Remember the happy talk and predictions surrounding the death of Saddam's sons way back in July 2003?  The Times of London, in describing the demise of Uday and Qusay, reported that:

They were the targets of the first US airstrike, and repeatedly attacked during the campaign. Their escape from Baghdad was a source not just of frustration to the invasion forces, but also of gnawing anxiety to Iraq's people. With the mangled bodies retrieved by the 101st Airborne from the columned villa in the northern city of Mosul confirmed as those of Uday and Qusay, therefore, the United States has turned a corner in Iraq whose psychological importance is hard to exaggerate. Even if Saddam himself is still alive, his dynasty will be dead.

Turning that corner turned out swell, didn't it?  How about Professor Fouad Ajami's nifty prophecy about the benefits we would reap from Saddam's capture?

In a 60 Minutes interview on December 14, 2003, Dan Rather asked Ajami about Saddam's capture:

Prof. AJAMI: Well, I think I believe that the way we captured Saddam Hussein, and the fact that he gave up without--without a fight will take the oxygen out of a certain kind of resistance to the American presence. When the man himself in this hole in the ground give himself up without a fight, it's very difficult for these jihadists--kids from Saudi Arabia and Syria and etc. who will come to Iraq ready to fight and die for the cause.

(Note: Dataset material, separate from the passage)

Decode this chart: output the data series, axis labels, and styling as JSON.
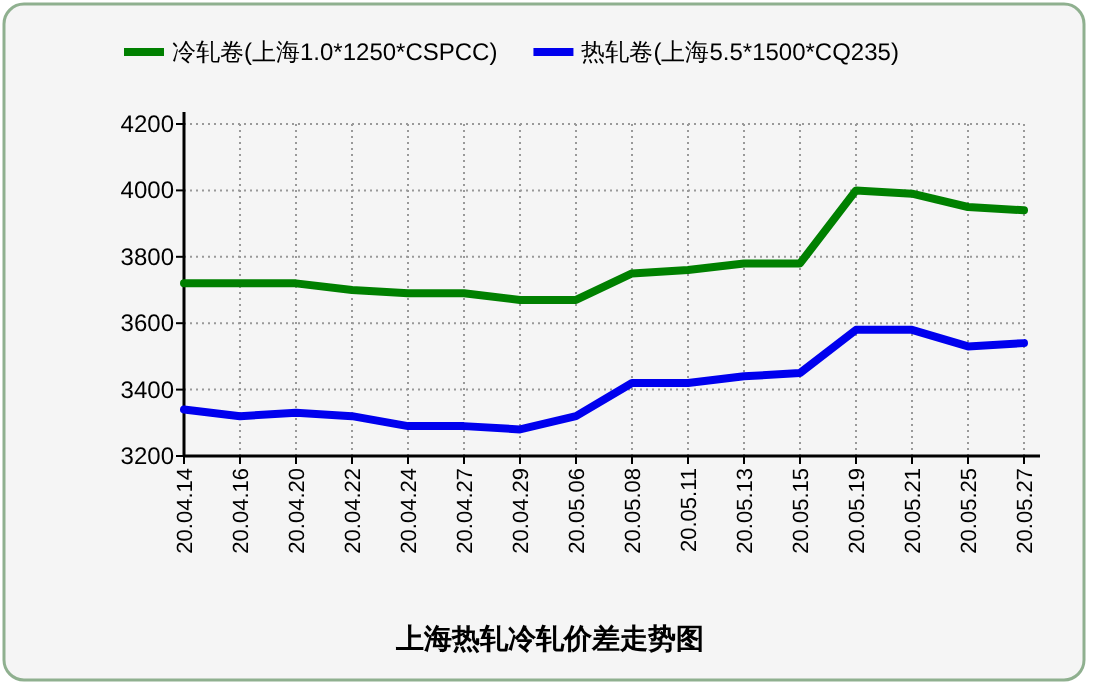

Now there are what our military in the love of acronyms call the FRLs, the former regime loyalists. They, too, I think will be deeply discouraged and deeply dispirited by the way he gave up. Will it be--will it be fully a panacea there? Will everything come to an end? Will all the resistance come to an end? Not--not quite. But I think it's a great day for us, and we have turned a corner in this battle for a decent and--and stable Iraq.

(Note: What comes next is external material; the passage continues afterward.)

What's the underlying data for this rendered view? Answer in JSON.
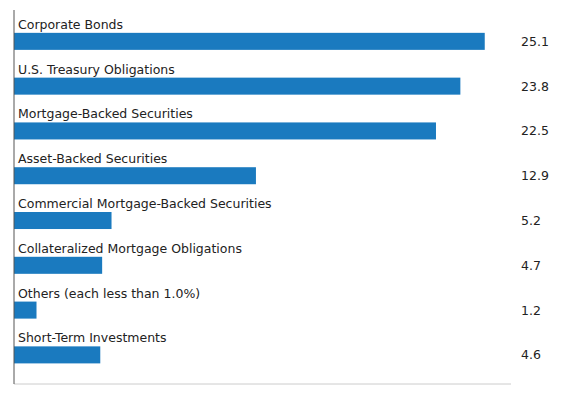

Fouad, nice try but big miss.  Today we mourn the largest loss of U.S. soldiers in one month since January 2005.  Iraq is neither decent nor stable.  It is a bloody disaster.  And the execution of Saddam  adds to the bloodlust that drenches Iraq and spews the venom poisoning the prospects for a stable, non-sectarian Iraq.  But, look on the bright side.  It is a slow news day and the B-teamers manning the 24 hour news channels will have something to bloviate about as they celebrate the new corner we are turning.  Happy New Year.